When your co-workers start arguing politics at work, do you want to tell them to shut up? In case you're still undecided, a new survey says yes.

Seattle leadership consulting company Fierce Inc. surveyed employees and tells us they're going mano-a-mano over politics during the workday. This finding isn't too surprising given that we're less than two weeks away from a presidential election. Employees are talking politics because it's what everyone is talking about and thinking about right now unless he or she is a dreaded "low-information" voter or worse, an "undecided" voter who, for some unfathomable reason, still can't make up his or her mind. Who are these people!? The mind wobbles.

Anyway, back to Fierce Inc.'s survey, which reveals that more than three-fourths (78%) of employees see workplace political discussions as a source of tension. After all, employees can't simply "unfriend" co-workers in adjoining cubicles who talk too much about politics. They can hide them or hide from them as much as possible, though. You're really voting for that guy? AAAAAHHHHHHHHHHHHHH!

But it gets even better, because more than one-fourth (26.6%) of the employees Fierce surveyed think political conversations are "temporarily harming or permanently damaging" work relationships, while more than one-third (38.9%) have watched a political discussion turn into a personal attack in recent months. You're really voting for that guy, you lazy slob who always leaves a big mess in the break room!?

More than half of the employees surveyed (54%) think political discussions aren't healthy, if only because 29% think management is favoring employees who share their political views. You're really voting for that guy, you smart, wonderful employee I should suddenly promote as soon as possible!?

I've written a few articles over the years advising employers to put some rules in place around employees' political talk at work, but there's really no way for employers to put a cork in it entirely. In fact, more than three-fourths of employees (80%) in the Fierce survey do not want employers to forbid political talk at work. Your co-workers may by tired of your political commentary, but it doesn't necessarily mean they want a company-wide ban imposed on it. Freedom of expression, and all of that.

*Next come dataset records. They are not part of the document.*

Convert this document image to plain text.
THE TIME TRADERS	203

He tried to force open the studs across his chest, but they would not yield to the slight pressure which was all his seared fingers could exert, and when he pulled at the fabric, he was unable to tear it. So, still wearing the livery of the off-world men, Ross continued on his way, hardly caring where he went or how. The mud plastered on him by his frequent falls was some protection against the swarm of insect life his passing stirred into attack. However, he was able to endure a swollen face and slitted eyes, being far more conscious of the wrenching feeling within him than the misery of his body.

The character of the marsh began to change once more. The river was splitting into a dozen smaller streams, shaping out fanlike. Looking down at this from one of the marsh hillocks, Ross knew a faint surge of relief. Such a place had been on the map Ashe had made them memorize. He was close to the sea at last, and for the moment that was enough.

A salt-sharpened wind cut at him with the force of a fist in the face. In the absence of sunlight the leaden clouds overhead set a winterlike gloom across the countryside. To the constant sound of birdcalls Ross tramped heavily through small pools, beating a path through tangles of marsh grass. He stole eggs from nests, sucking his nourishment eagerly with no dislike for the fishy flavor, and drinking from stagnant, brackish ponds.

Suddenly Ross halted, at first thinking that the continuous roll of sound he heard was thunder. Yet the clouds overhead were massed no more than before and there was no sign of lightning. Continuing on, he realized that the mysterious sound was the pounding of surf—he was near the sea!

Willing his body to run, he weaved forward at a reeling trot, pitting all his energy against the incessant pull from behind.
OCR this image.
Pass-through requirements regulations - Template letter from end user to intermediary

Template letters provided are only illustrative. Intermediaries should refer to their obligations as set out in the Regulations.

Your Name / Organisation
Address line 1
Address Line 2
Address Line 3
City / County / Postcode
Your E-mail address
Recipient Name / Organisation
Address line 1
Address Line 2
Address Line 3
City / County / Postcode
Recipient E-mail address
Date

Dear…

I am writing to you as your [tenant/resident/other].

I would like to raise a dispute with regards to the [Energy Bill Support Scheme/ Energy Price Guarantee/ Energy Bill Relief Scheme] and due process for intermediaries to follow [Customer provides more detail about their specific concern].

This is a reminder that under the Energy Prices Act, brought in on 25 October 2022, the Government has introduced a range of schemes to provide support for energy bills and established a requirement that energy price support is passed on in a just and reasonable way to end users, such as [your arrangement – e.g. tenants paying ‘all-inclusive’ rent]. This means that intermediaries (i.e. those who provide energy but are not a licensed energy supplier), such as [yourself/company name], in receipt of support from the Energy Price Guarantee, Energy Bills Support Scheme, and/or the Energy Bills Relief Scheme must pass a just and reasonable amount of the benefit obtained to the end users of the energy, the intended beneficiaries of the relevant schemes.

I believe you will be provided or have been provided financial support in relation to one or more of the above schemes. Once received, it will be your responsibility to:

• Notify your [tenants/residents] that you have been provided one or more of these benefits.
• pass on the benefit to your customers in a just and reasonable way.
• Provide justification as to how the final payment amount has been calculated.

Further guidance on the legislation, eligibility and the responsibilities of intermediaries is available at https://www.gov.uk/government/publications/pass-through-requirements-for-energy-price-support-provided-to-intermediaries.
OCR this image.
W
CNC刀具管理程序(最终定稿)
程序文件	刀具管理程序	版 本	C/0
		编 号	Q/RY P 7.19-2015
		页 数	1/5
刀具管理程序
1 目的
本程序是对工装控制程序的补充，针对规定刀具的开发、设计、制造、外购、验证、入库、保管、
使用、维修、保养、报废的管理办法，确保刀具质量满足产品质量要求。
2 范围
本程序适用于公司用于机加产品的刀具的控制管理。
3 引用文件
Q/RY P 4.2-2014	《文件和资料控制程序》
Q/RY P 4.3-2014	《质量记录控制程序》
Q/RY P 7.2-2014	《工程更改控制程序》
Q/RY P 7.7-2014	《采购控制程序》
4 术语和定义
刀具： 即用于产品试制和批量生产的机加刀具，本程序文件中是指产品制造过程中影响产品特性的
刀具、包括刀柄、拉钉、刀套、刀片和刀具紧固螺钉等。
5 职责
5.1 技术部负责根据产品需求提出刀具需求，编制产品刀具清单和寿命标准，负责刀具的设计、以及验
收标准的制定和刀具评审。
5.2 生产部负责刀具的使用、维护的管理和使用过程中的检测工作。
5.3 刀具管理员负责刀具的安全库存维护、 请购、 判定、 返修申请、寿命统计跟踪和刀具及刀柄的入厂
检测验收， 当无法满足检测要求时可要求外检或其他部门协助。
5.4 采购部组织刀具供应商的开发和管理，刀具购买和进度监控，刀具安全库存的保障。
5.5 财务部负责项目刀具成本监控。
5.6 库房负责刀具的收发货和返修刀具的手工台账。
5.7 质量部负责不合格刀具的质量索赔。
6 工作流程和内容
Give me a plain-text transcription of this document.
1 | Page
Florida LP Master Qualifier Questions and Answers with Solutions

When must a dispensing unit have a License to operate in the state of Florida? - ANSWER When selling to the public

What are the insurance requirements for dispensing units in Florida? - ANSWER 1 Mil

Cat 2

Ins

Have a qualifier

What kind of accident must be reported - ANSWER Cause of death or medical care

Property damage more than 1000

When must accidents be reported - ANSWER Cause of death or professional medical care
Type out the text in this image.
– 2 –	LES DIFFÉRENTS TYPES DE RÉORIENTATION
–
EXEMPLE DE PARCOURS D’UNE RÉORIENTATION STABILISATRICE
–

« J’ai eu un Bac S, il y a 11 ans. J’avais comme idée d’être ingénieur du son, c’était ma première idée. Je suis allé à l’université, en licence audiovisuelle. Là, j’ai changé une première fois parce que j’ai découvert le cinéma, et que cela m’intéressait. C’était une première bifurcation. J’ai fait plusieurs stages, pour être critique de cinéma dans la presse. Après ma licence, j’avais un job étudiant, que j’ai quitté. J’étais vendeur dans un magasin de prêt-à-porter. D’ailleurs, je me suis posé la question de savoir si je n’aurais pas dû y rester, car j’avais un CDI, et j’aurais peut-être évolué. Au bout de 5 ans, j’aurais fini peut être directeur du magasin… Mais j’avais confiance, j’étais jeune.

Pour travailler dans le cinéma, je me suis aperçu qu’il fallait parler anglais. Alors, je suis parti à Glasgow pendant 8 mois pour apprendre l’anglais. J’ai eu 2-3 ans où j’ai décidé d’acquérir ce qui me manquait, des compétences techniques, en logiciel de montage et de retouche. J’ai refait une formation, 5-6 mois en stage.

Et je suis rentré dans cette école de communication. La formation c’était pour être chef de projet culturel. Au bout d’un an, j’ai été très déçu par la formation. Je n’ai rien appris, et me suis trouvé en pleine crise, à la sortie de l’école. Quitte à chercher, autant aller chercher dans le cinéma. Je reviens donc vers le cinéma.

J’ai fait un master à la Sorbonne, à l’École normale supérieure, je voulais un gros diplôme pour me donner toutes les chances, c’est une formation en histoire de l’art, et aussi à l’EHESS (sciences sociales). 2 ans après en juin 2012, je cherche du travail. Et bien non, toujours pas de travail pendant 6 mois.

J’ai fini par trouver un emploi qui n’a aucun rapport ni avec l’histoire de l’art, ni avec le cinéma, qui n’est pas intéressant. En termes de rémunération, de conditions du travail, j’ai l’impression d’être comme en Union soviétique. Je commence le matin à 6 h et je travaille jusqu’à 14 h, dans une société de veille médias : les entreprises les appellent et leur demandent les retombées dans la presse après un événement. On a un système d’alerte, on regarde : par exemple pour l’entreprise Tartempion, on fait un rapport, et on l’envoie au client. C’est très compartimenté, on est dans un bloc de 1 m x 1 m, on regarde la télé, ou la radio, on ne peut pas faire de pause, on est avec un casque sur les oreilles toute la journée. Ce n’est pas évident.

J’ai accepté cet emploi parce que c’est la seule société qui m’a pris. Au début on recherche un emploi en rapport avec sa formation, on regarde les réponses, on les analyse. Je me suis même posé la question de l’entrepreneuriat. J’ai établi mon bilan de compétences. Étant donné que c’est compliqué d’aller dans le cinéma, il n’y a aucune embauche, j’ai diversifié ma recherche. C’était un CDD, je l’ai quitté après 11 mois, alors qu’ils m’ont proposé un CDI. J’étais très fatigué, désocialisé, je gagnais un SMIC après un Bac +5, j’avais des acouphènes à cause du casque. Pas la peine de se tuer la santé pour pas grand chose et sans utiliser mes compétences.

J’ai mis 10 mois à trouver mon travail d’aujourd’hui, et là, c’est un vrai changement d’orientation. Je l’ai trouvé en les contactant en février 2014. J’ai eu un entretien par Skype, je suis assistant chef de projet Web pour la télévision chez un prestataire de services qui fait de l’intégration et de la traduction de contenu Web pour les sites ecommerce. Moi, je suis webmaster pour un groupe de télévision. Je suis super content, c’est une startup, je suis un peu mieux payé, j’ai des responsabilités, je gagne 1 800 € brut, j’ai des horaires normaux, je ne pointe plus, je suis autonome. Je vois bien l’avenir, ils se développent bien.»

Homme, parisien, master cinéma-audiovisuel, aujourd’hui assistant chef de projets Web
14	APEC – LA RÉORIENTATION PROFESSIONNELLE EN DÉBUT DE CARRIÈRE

So employees are going to talk politics to some extent -- both on and off the clock, and in the break room while exploding food in the microwave. Simply ask them to keep political talk respectful, to do it preferably on their breaks because politics gets everyone riled up, and to refrain from talking politics in front of customers unless you want to risk turning them into former customers. Use common sense.

Employees' personal political paradigms, or lack thereof, could alter employees opinions of each other, and the hatchets may not be buried in time for Secret Santas. What do you mean you're not going to bother voting because both presidential candidates are essentially one and the same!?

It's hard to believe Nov. 6 is almost here. It feels like it's been a long time coming, and we'll all be glad when it's over. Let's hope our workplace-inflicted political wounds can heal before someone finally gets around to cleaning the break room microwave.